Girl Profile
  Pilgrimage to tirthas, India's sacred zones, is one of the oldest strands of the Hindu tradition, and one of the most prominent forms of popular piety practiced in India today. Tirthas are "crossing places" which act as portals linking heaven and earth. There are many different types of tirthas. There are tirthas whose sanctity is imbued in the landscape, such as the Himalayan mountains and the Ganga river. There are other tirthas famous as pilgrimage sites for the divine images housed there such as the great Vishnu temple of Badrinath in North India. Tirthas vary in importance from small shrines of local significance to places of pan-Indian importance attracting pilgrims from across linguistic, sectarian and regional boundaries.

Diana L. Eck, a historian of religions from Harvard University writes,

For Hindus, pilgrimage to the tirthas has been an important unifying force, not only for sects and regions, but for the wider Hindu perception of what constitutes the land of India. Everyone knows how diverse India is, in race, language, religion, and sect. In its long history there have been few centuries of political unity until modern times. But one thing Hindu India has held in common is a shared sense of its sacred geography.

Furthermore,

The whole of India's sacred geography, with its many tirthas - those inherent in its natural landscape and those sanctified by the deeds of gods and the footsteps of heroes, is a living geography...The recognition of India as a sacred landscape woven together north and south, east and west, by the paths of pilgrims, has created a powerful sense of India as Bharat Mata - Mother India. Pilgrims have circumambulated the whole of India, visiting hundreds of tirthas along the way, bringing water from the Ganga in the north to sprinkle the linga at Ramesvaram in the far south and returning north with sands from Ramesvaram to deposit in the riverbed of the Ganga (History of Religions 1981: 323-324).

One of the earliest discussions of the efficacy of a "grand tour" of tirthas as ritual practice is found in the chapter "The Tour of Sacred Fords" within the Indian epic poem the Mahabharata. It is suggested here that performing pilgrimage is equal in merit to the great Vedic ritual practice of horse sacrifices. Other texts suggest performing a pilgrimage to the char dham, the four divine abodes residing at the four compass points of India. These four pilgrimage places, Badrinath in the North, Puri in the East, Ramesvaram in the South and Dwarka in the West delineate the furthest limits of the sacred land. Pilgrimage to these four "abodes" is called mahaparikrama, the "great circumambulation."

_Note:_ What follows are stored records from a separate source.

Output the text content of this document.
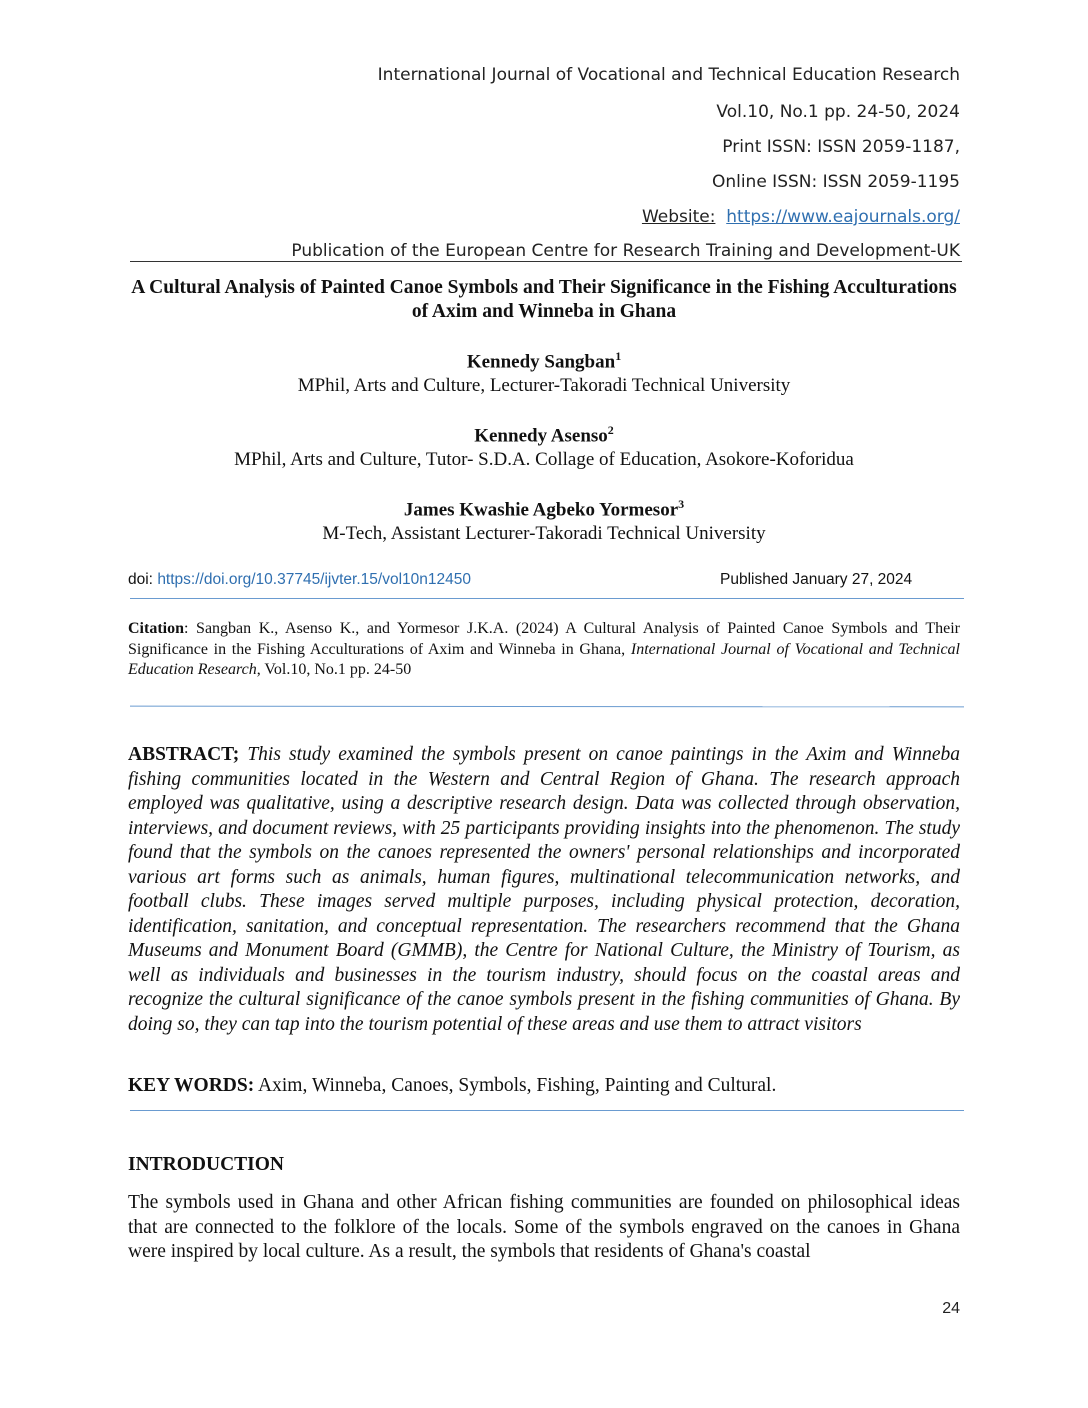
International Journal of Vocational and Technical Education Research
Vol.10, No.1 pp. 24-50, 2024
Print ISSN: ISSN 2059-1187,
Online ISSN: ISSN 2059-1195
Website: https://www.eajournals.org/
Publication of the European Centre for Research Training and Development-UK
A Cultural Analysis of Painted Canoe Symbols and Their Significance in the Fishing Acculturations of Axim and Winneba in Ghana
Kennedy Sangban$^1$
MPhil, Arts and Culture, Lecturer-Takoradi Technical University
Kennedy Asenso$^2$
MPhil, Arts and Culture, Tutor- S.D.A. Collage of Education, Asokore-Koforidua
James Kwashie Agbeko Yormesor$^3$
M-Tech, Assistant Lecturer-Takoradi Technical University
doi: https://doi.org/10.37745/ijvter.15/vol10n12450	Published January 27, 2024
Citation: Sangban K., Asenso K., and Yormesor J.K.A. (2024) A Cultural Analysis of Painted Canoe Symbols and Their Significance in the Fishing Acculturations of Axim and Winneba in Ghana, International Journal of Vocational and Technical Education Research, Vol.10, No.1 pp. 24-50
ABSTRACT; This study examined the symbols present on canoe paintings in the Axim and Winneba fishing communities located in the Western and Central Region of Ghana. The research approach employed was qualitative, using a descriptive research design. Data was collected through observation, interviews, and document reviews, with 25 participants providing insights into the phenomenon. The study found that the symbols on the canoes represented the owners' personal relationships and incorporated various art forms such as animals, human figures, multinational telecommunication networks, and football clubs. These images served multiple purposes, including physical protection, decoration, identification, sanitation, and conceptual representation. The researchers recommend that the Ghana Museums and Monument Board (GMMB), the Centre for National Culture, the Ministry of Tourism, as well as individuals and businesses in the tourism industry, should focus on the coastal areas and recognize the cultural significance of the canoe symbols present in the fishing communities of Ghana. By doing so, they can tap into the tourism potential of these areas and use them to attract visitors
KEY WORDS: Axim, Winneba, Canoes, Symbols, Fishing, Painting and Cultural.
INTRODUCTION
The symbols used in Ghana and other African fishing communities are founded on philosophical ideas that are connected to the folklore of the locals. Some of the symbols engraved on the canoes in Ghana were inspired by local culture. As a result, the symbols that residents of Ghana's coastal
24
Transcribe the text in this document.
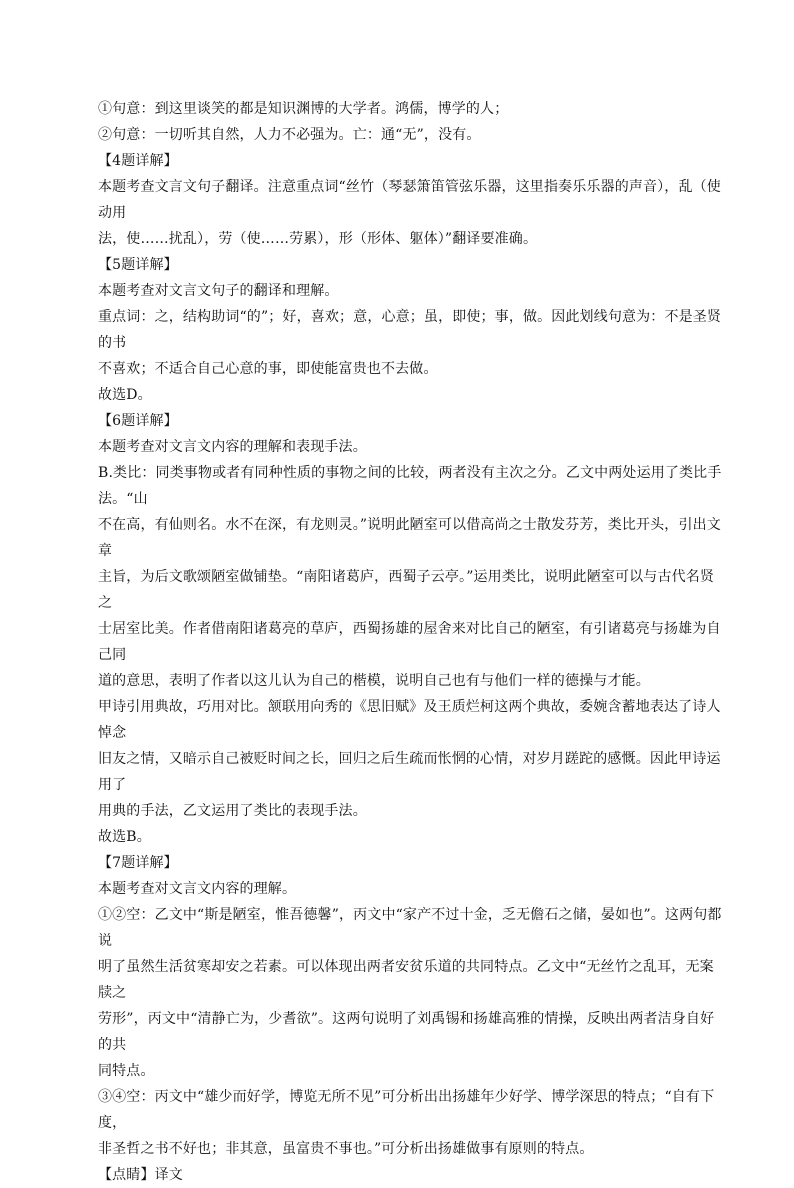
①句意：到这里谈笑的都是知识渊博的大学者。鸿儒，博学的人；

②句意：一切听其自然，人力不必强为。亡：通“无”，没有。

【4题详解】

本题考查文言文句子翻译。注意重点词“丝竹（琴瑟箫笛管弦乐器，这里指奏乐乐器的声音），乱（使动用

法，使……扰乱），劳（使……劳累），形（形体、躯体）”翻译要准确。

【5题详解】

本题考查对文言文句子的翻译和理解。

重点词：之，结构助词“的”；好，喜欢；意，心意；虽，即使；事，做。因此划线句意为：不是圣贤的书

不喜欢；不适合自己心意的事，即使能富贵也不去做。

故选D。

【6题详解】

本题考查对文言文内容的理解和表现手法。

B.类比：同类事物或者有同种性质的事物之间的比较，两者没有主次之分。乙文中两处运用了类比手法。“山

不在高，有仙则名。水不在深，有龙则灵。”说明此陋室可以借高尚之士散发芬芳，类比开头，引出文章

主旨，为后文歌颂陋室做铺垫。“南阳诸葛庐，西蜀子云亭。”运用类比，说明此陋室可以与古代名贤之

士居室比美。作者借南阳诸葛亮的草庐，西蜀扬雄的屋舍来对比自己的陋室，有引诸葛亮与扬雄为自己同

道的意思，表明了作者以这儿认为自己的楷模，说明自己也有与他们一样的德操与才能。

甲诗引用典故，巧用对比。颔联用向秀的《思旧赋》及王质烂柯这两个典故，委婉含蓄地表达了诗人悼念

旧友之情，又暗示自己被贬时间之长，回归之后生疏而怅惘的心情，对岁月蹉跎的感慨。因此甲诗运用了

用典的手法，乙文运用了类比的表现手法。

故选B。

【7题详解】

本题考查对文言文内容的理解。

①②空：乙文中“斯是陋室，惟吾德馨”，丙文中“家产不过十金，乏无儋石之储，晏如也”。这两句都说

明了虽然生活贫寒却安之若素。可以体现出两者安贫乐道的共同特点。乙文中“无丝竹之乱耳，无案牍之

劳形”，丙文中“清静亡为，少耆欲”。这两句说明了刘禹锡和扬雄高雅的情操，反映出两者洁身自好的共

同特点。

③④空：丙文中“雄少而好学，博览无所不见”可分析出出扬雄年少好学、博学深思的特点；“自有下度，

非圣哲之书不好也；非其意，虽富贵不事也。”可分析出扬雄做事有原则的特点。

【点睛】译文
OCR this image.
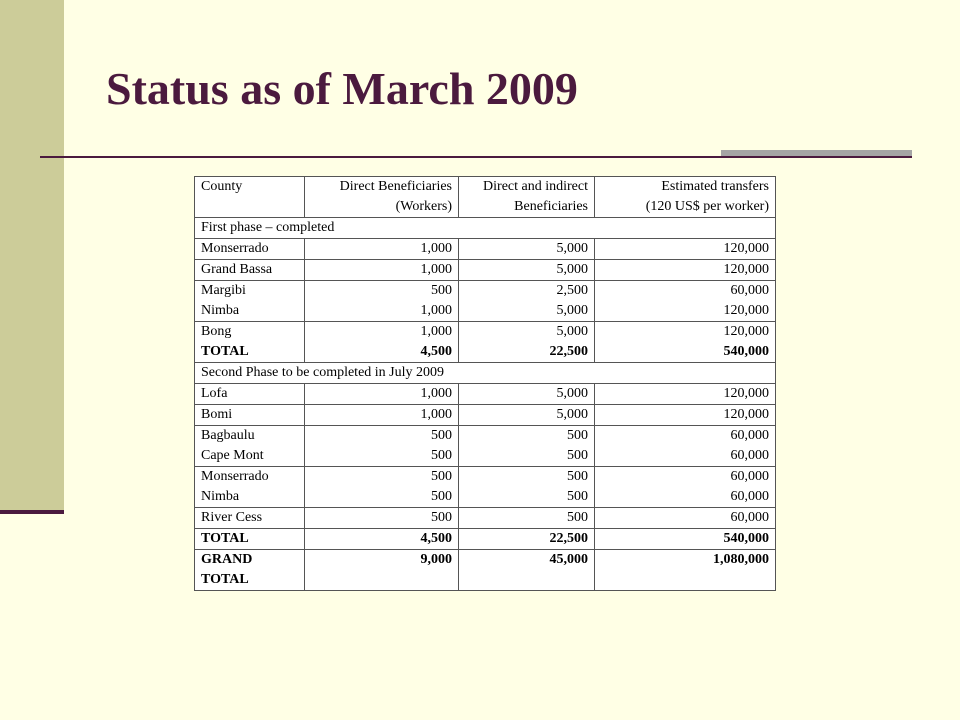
Status as of March 2009
County	Direct Beneficiaries	Direct and indirect	Estimated transfers
	(Workers)	Beneficiaries	(120 US$ per worker)
First phase – completed			
Monserrado	1,000	5,000	120,000
Grand Bassa	1,000	5,000	120,000
Margibi	500	2,500	60,000
Nimba	1,000	5,000	120,000
Bong	1,000	5,000	120,000
TOTAL	4,500	22,500	540,000
Second Phase to be completed in July 2009			
Lofa	1,000	5,000	120,000
Bomi	1,000	5,000	120,000
Bagbaulu	500	500	60,000
Cape Mont	500	500	60,000
Monserrado	500	500	60,000
Nimba	500	500	60,000
River Cess	500	500	60,000
TOTAL	4,500	22,500	540,000
GRAND	9,000	45,000	1,080,000
TOTAL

Today, with the advent of modern transportation millions of people go on pilgrimage every year and many accomplish abbreviated forms of Pan-Indian pilgrimage tours. In the modern context pilgrimage functions as a form of religious tourism which justifies and encourages groups of people to travel to the great tirthas and the religious melas (fairs). In traveling to religious festivals villagers are exposed to parts of India they may have never seen before and are able to meet people from diverse ethnic backgrounds. For me, this was held true when I attended the Ganga Sagar Mela at Sagar Island near Calcutta. On a remote island in the mouth of the Ganga river delta over 450,000 pilgrims gathered to pray, bathe and worship. At this festival I met pilgrims from places as far away as Nepal, Rajasthan and Tamil Nadu.

The photographs and stories within this website are part of a project re-creating a pan-Indian tirtha-yatra. I am making a clockwise circumambulation of the significant tirthas found throughout India. The goal of this project is to photograph pilgrims in the landscape of the tirtha and to document significant religious festivals that take place in these locations. In traveling the width and breadth of the country a visual record of both the sanctity and the complexity of India will be achieved.